1611 war Bruchhausen aus dem Hofverband Huckarde gelöst worden, 1782 wird von den adelig freien Pertinenzien des Gutes gesprochen, wozu auch die Jagdgerechtigkeit gehörte. (Katharina Kneppe)
Bauentwicklung:
Bereits 1781 sollen keine Gebäude der vermutlich spätmittelalterlichen Wasserburg mehr vorhanden gewesen sein, doch wird Bruchhausen noch 1774 unter die adeligen Häusern der dritten Klasse gezählt. Da es nach 1611 nur eine geringe Rolle spielte, dürfte sein Ausbau zwischen das 15. Jahrhundert und 1540 gehören.

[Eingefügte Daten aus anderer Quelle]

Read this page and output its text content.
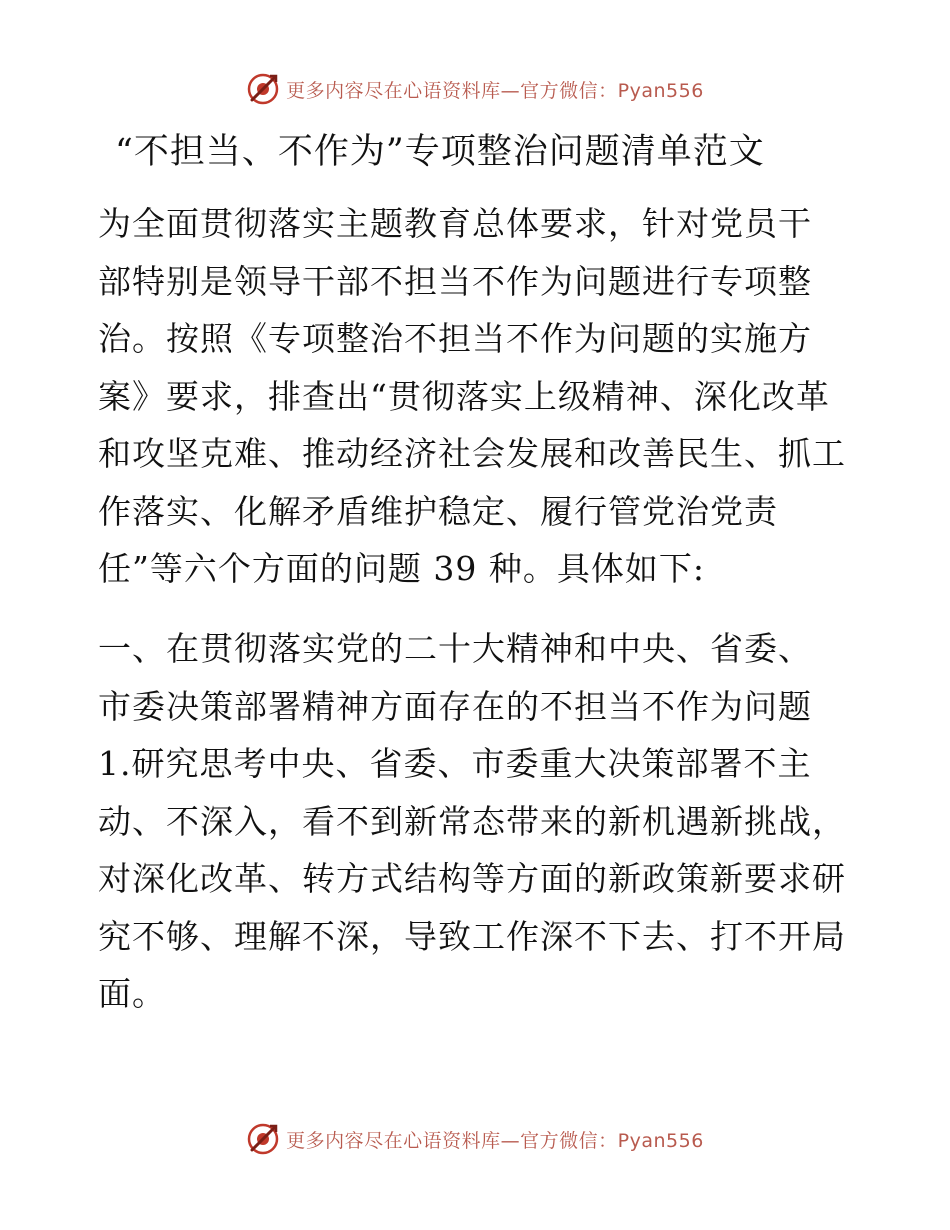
更多内容尽在心语资料库—官方微信：Pyan556
“不担当、不作为”专项整治问题清单范文

为全面贯彻落实主题教育总体要求，针对党员干
部特别是领导干部不担当不作为问题进行专项整
治。按照《专项整治不担当不作为问题的实施方
案》要求，排查出“贯彻落实上级精神、深化改革
和攻坚克难、推动经济社会发展和改善民生、抓工
作落实、化解矛盾维护稳定、履行管党治党责
任”等六个方面的问题 39 种。具体如下:

一、在贯彻落实党的二十大精神和中央、省委、
市委决策部署精神方面存在的不担当不作为问题

1.研究思考中央、省委、市委重大决策部署不主
动、不深入，看不到新常态带来的新机遇新挑战，
对深化改革、转方式结构等方面的新政策新要求研
究不够、理解不深，导致工作深不下去、打不开局
面。

更多内容尽在心语资料库—官方微信：Pyan556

1845 waren Wassergraben und Teich noch vorhanden. (Katharina Kneppe)
Baubeschreibung:
Bei der vollständig abgegangenen Burg zu Bruchhausen handelt es sich sehr wahrscheinlich um einen spätmittelalterlichen Adelssitz. 1845 waren noch Reste des Wassergrabens erhalten. (Jens Friedhoff)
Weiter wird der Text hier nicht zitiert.